38 After they had eaten all they wanted, they began to lighten the ship by dumping its cargo of wheat into the sea.
39 When day broke, they could not recognize what land it was; however, they noticed a creek with a sandy beach, and resolved to see if they could run the ship ashore there.
39 And when it was day, they knew not the land: but they discovered a certain creek with a shore, into the which they were minded, if it were possible, to thrust in the ship.
39 When day came, they didn't recognize the land, but they could see a bay with a beach on which they planned to run the ship ashore, if possible.
40 So the anchors were cut away and left in the sea, while the crew unlashed the ropes that tied the rudders, hoisted the foresail to the breeze, and headed for the beach.
40 And casting off (AY)the anchors, they left them in the sea while at the same time they were loosening the ropes of the rudders; and hoisting the foresail to the wind, they were heading for the beach.
40 And when they had taken up the anchors, they committed themselves unto the sea, and loosed the rudder bands, and hoised up the mainsail to the wind, and made toward shore.
40 After casting off the anchors, they left them in the sea, at the same time loosening the ropes that held the rudders. Then they hoisted the foresail to the wind and headed for the beach.
40 So they cut the anchors free and left them in the sea. At the same time they untied the ropes that held the steering oars, raised the foresail to the wind, and headed for the beach.
41 Striking a reef, they drove the ship aground; the prow jammed fast, but the stern began to break up under the beating of the waves.

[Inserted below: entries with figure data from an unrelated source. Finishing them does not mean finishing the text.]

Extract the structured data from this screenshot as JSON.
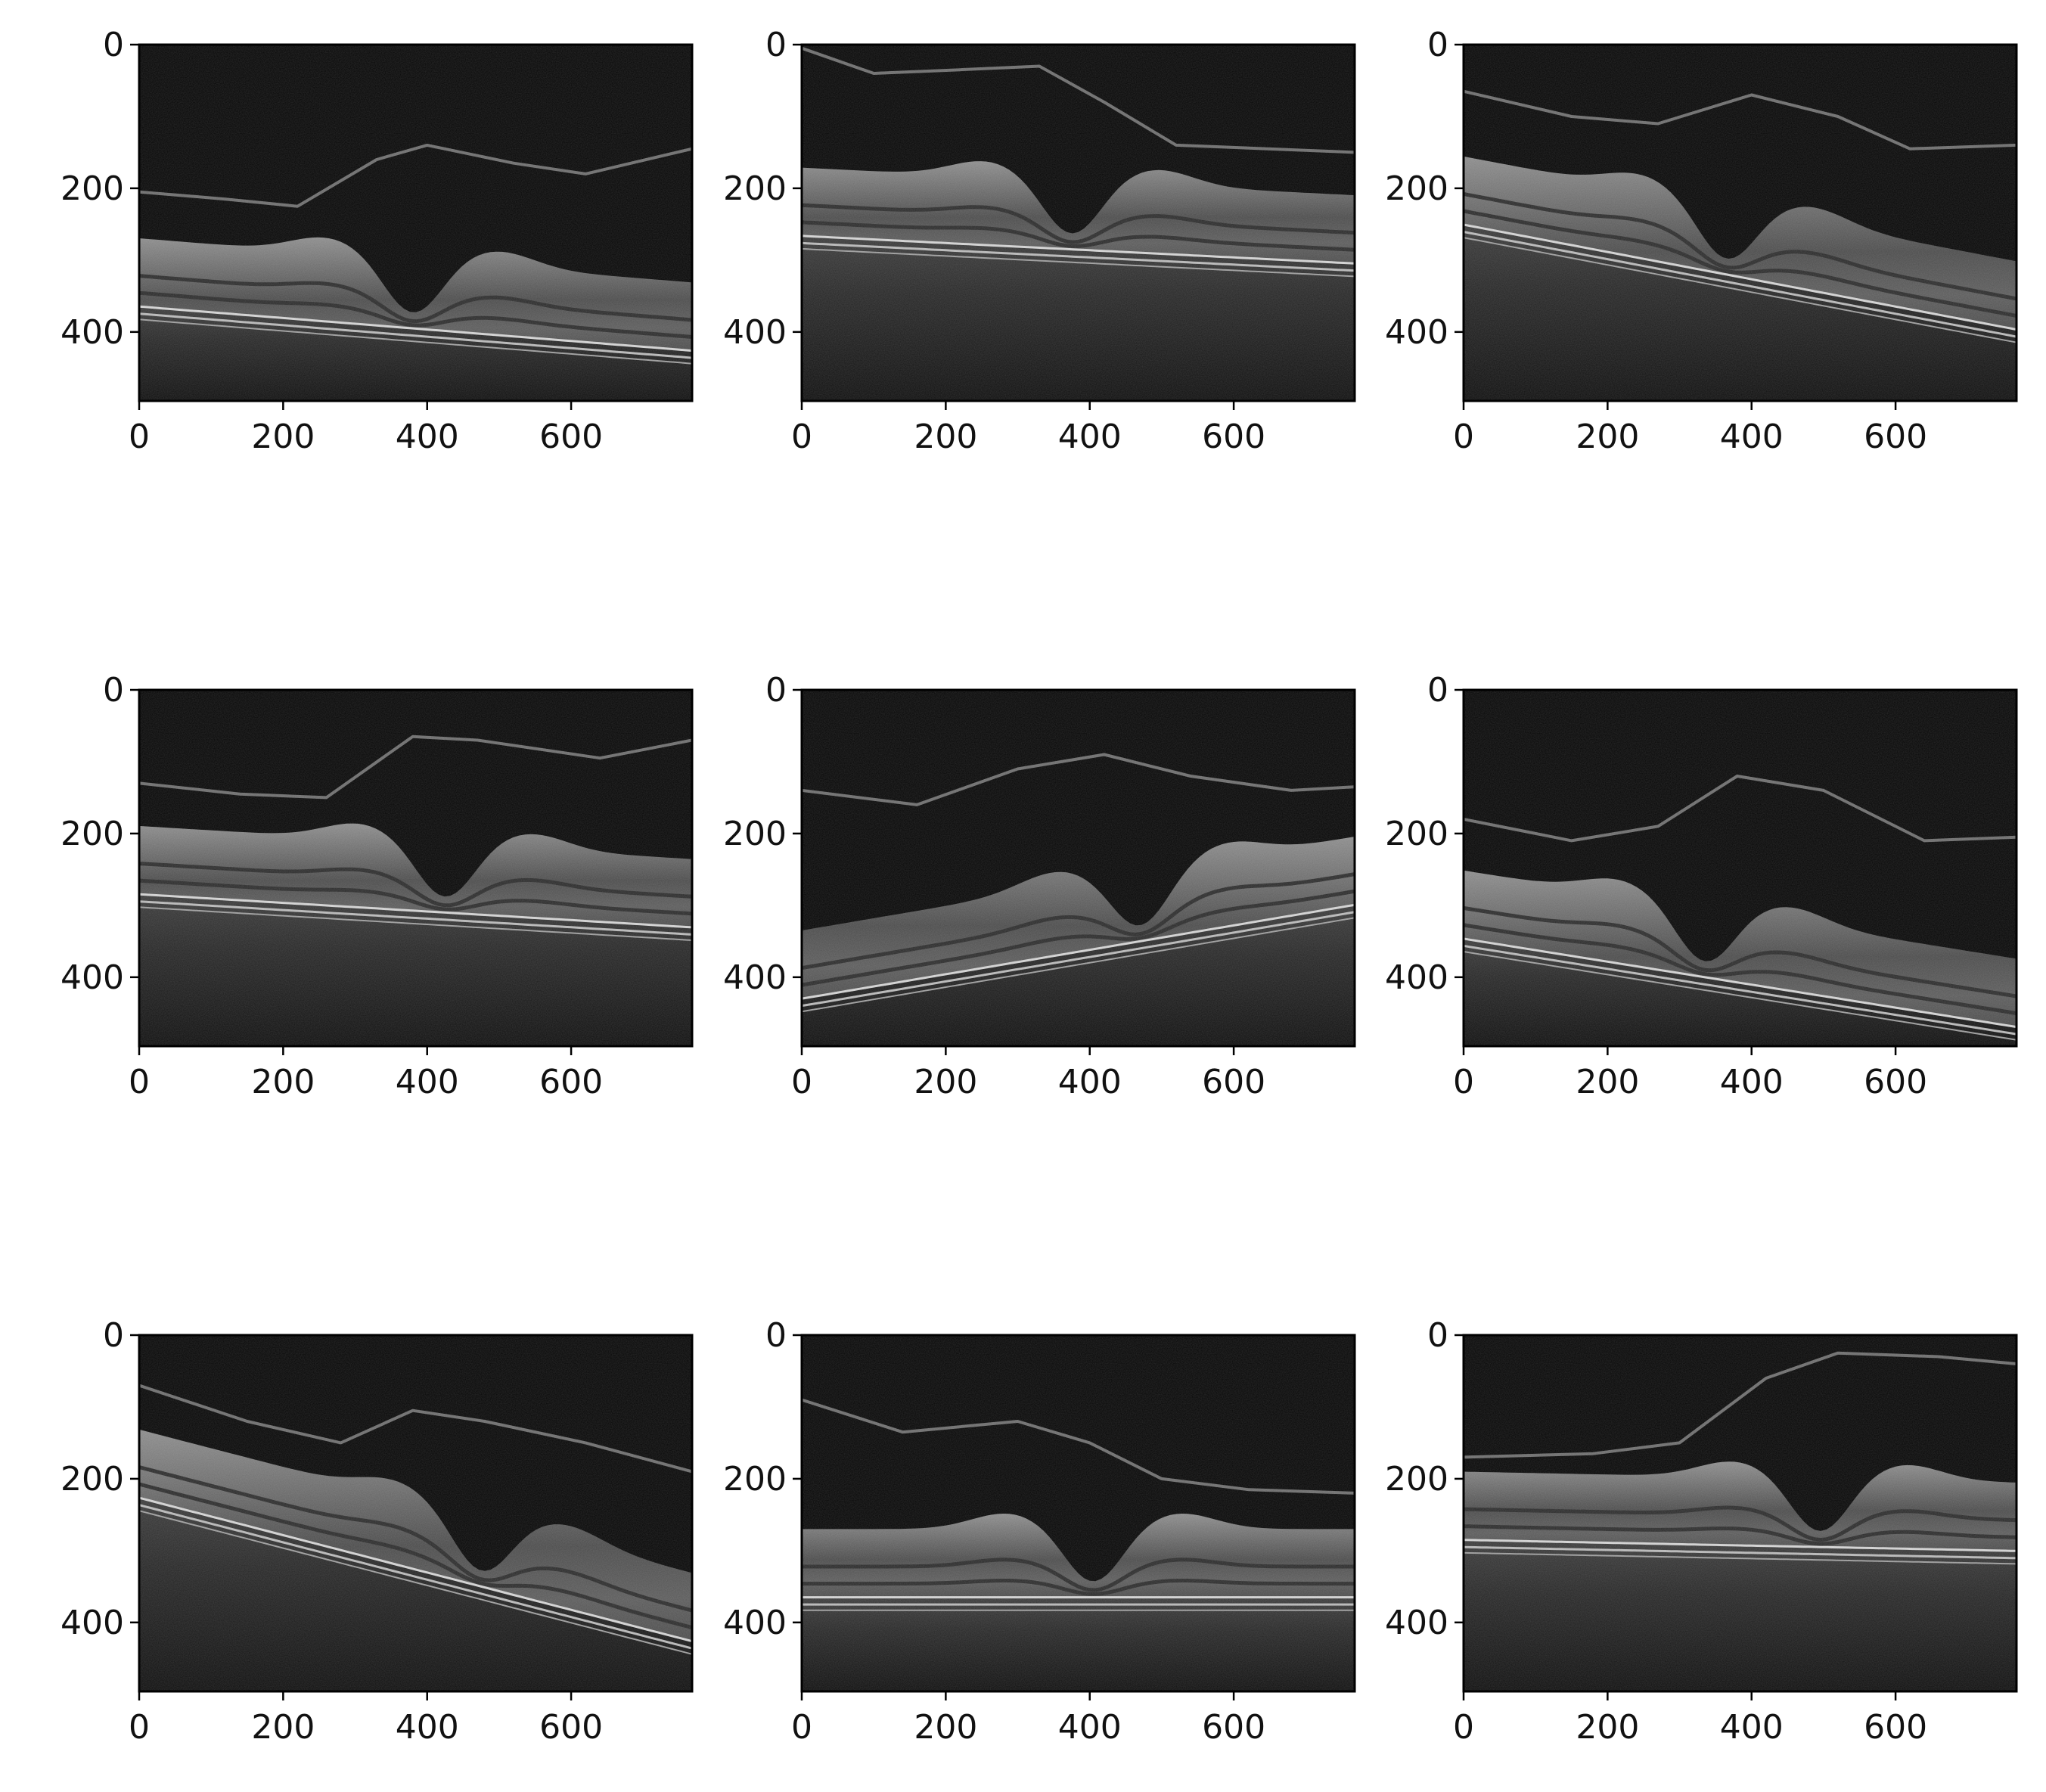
{
  "figure": {
    "layout": "3x3 grid of OCT retinal B-scan images",
    "background": "#ffffff",
    "axis_color": "#000000",
    "image_tone": "grayscale"
  },
  "panels": [
    {
      "name": "panel-1",
      "xticks": [
        "0",
        "200",
        "400",
        "600"
      ],
      "yticks": [
        "0",
        "200",
        "400"
      ],
      "x_range": [
        0,
        768
      ],
      "y_range": [
        0,
        496
      ],
      "fovea_x": 380,
      "fovea_depth": 330,
      "tilt": 0.08,
      "vitreous_edge": [
        [
          0,
          205
        ],
        [
          120,
          215
        ],
        [
          220,
          225
        ],
        [
          330,
          160
        ],
        [
          400,
          140
        ],
        [
          520,
          165
        ],
        [
          620,
          180
        ],
        [
          768,
          145
        ]
      ]
    },
    {
      "name": "panel-2",
      "xticks": [
        "0",
        "200",
        "400",
        "600"
      ],
      "yticks": [
        "0",
        "200",
        "400"
      ],
      "x_range": [
        0,
        768
      ],
      "y_range": [
        0,
        496
      ],
      "fovea_x": 375,
      "fovea_depth": 220,
      "tilt": 0.05,
      "vitreous_edge": [
        [
          0,
          5
        ],
        [
          100,
          40
        ],
        [
          220,
          35
        ],
        [
          330,
          30
        ],
        [
          420,
          80
        ],
        [
          520,
          140
        ],
        [
          768,
          150
        ]
      ]
    },
    {
      "name": "panel-3",
      "xticks": [
        "0",
        "200",
        "400",
        "600"
      ],
      "yticks": [
        "0",
        "200",
        "400"
      ],
      "x_range": [
        0,
        768
      ],
      "y_range": [
        0,
        496
      ],
      "fovea_x": 365,
      "fovea_depth": 255,
      "tilt": 0.19,
      "vitreous_edge": [
        [
          0,
          65
        ],
        [
          150,
          100
        ],
        [
          270,
          110
        ],
        [
          400,
          70
        ],
        [
          520,
          100
        ],
        [
          620,
          145
        ],
        [
          768,
          140
        ]
      ]
    },
    {
      "name": "panel-4",
      "xticks": [
        "0",
        "200",
        "400",
        "600"
      ],
      "yticks": [
        "0",
        "200",
        "400"
      ],
      "x_range": [
        0,
        768
      ],
      "y_range": [
        0,
        496
      ],
      "fovea_x": 425,
      "fovea_depth": 245,
      "tilt": 0.06,
      "vitreous_edge": [
        [
          0,
          130
        ],
        [
          140,
          145
        ],
        [
          260,
          150
        ],
        [
          380,
          65
        ],
        [
          470,
          70
        ],
        [
          640,
          95
        ],
        [
          768,
          70
        ]
      ]
    },
    {
      "name": "panel-5",
      "xticks": [
        "0",
        "200",
        "400",
        "600"
      ],
      "yticks": [
        "0",
        "200",
        "400"
      ],
      "x_range": [
        0,
        768
      ],
      "y_range": [
        0,
        496
      ],
      "fovea_x": 470,
      "fovea_depth": 285,
      "tilt": -0.17,
      "vitreous_edge": [
        [
          0,
          140
        ],
        [
          160,
          160
        ],
        [
          300,
          110
        ],
        [
          420,
          90
        ],
        [
          540,
          120
        ],
        [
          680,
          140
        ],
        [
          768,
          135
        ]
      ]
    },
    {
      "name": "panel-6",
      "xticks": [
        "0",
        "200",
        "400",
        "600"
      ],
      "yticks": [
        "0",
        "200",
        "400"
      ],
      "x_range": [
        0,
        768
      ],
      "y_range": [
        0,
        496
      ],
      "fovea_x": 335,
      "fovea_depth": 335,
      "tilt": 0.16,
      "vitreous_edge": [
        [
          0,
          180
        ],
        [
          150,
          210
        ],
        [
          270,
          190
        ],
        [
          380,
          120
        ],
        [
          500,
          140
        ],
        [
          640,
          210
        ],
        [
          768,
          205
        ]
      ]
    },
    {
      "name": "panel-7",
      "xticks": [
        "0",
        "200",
        "400",
        "600"
      ],
      "yticks": [
        "0",
        "200",
        "400"
      ],
      "x_range": [
        0,
        768
      ],
      "y_range": [
        0,
        496
      ],
      "fovea_x": 475,
      "fovea_depth": 285,
      "tilt": 0.26,
      "vitreous_edge": [
        [
          0,
          70
        ],
        [
          150,
          120
        ],
        [
          280,
          150
        ],
        [
          380,
          105
        ],
        [
          480,
          120
        ],
        [
          620,
          150
        ],
        [
          768,
          190
        ]
      ]
    },
    {
      "name": "panel-8",
      "xticks": [
        "0",
        "200",
        "400",
        "600"
      ],
      "yticks": [
        "0",
        "200",
        "400"
      ],
      "x_range": [
        0,
        768
      ],
      "y_range": [
        0,
        496
      ],
      "fovea_x": 405,
      "fovea_depth": 300,
      "tilt": 0.0,
      "vitreous_edge": [
        [
          0,
          90
        ],
        [
          140,
          135
        ],
        [
          300,
          120
        ],
        [
          400,
          150
        ],
        [
          500,
          200
        ],
        [
          620,
          215
        ],
        [
          768,
          220
        ]
      ]
    },
    {
      "name": "panel-9",
      "xticks": [
        "0",
        "200",
        "400",
        "600"
      ],
      "yticks": [
        "0",
        "200",
        "400"
      ],
      "x_range": [
        0,
        768
      ],
      "y_range": [
        0,
        496
      ],
      "fovea_x": 495,
      "fovea_depth": 230,
      "tilt": 0.02,
      "vitreous_edge": [
        [
          0,
          170
        ],
        [
          180,
          165
        ],
        [
          300,
          150
        ],
        [
          420,
          60
        ],
        [
          520,
          25
        ],
        [
          660,
          30
        ],
        [
          768,
          40
        ]
      ]
    }
  ]
}
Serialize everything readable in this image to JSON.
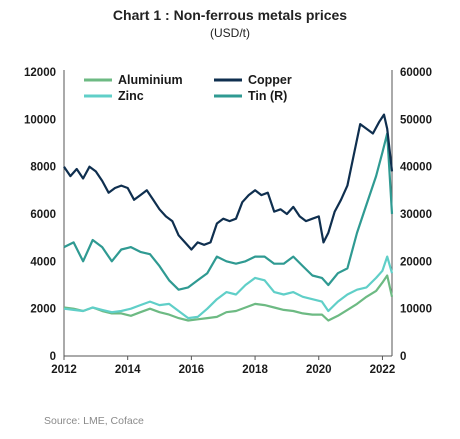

41 And falling into a place where two seas met, they ran the ship aground; and the forepart stuck fast, and remained unmoveable, but the hinder part was broken with the violence of the waves.
41 But they struck a sandbar and ran the ship aground. The bow jammed fast and remained immovable, while the stern began to break up by the pounding of the waves.
41 But they struck a sandbar and ran the ship aground. The bow stuck and couldn't be moved, while the stern was broken to pieces by the force of the waves.
42 Now the soldiers resolved to kill the prisoners, in case any of them swam off and escaped;
42 And the soldiers' counsel was to kill the prisoners, lest any of them should swim out, and escape.
42 The soldiers’ plan was to kill the prisoners so that no one could swim away and escape.
42 The soldiers' plan was to kill the prisoners to keep them from swimming ashore and escaping,
43 but as the officer wanted to save Paul, he put a stop to their plan, ordering those who could swim to jump overboard first and get to land,
43 But the centurion, willing to save Paul, kept them from their purpose; and commanded that they which could swim should cast themselves first into the sea, and get to land:
43 But the centurion kept them from carrying out their plan because he wanted to save Paul, so he ordered those who could swim to jump overboard first and get to land.
43 but the centurion wanted to save Paul, so he prevented them from carrying out their plan. He ordered those who could swim to jump overboard first and get to land.
44 while the rest were to manage with planks or pieces of wreckage. In this way it turned out that the whole company got safe to land.
44 And the rest, some on boards, and some on broken pieces of the ship. And so it came to pass, that they escaped all safe to land.
44 The rest were to follow, some on planks and others on various pieces of the ship. In this way everyone got to shore safely.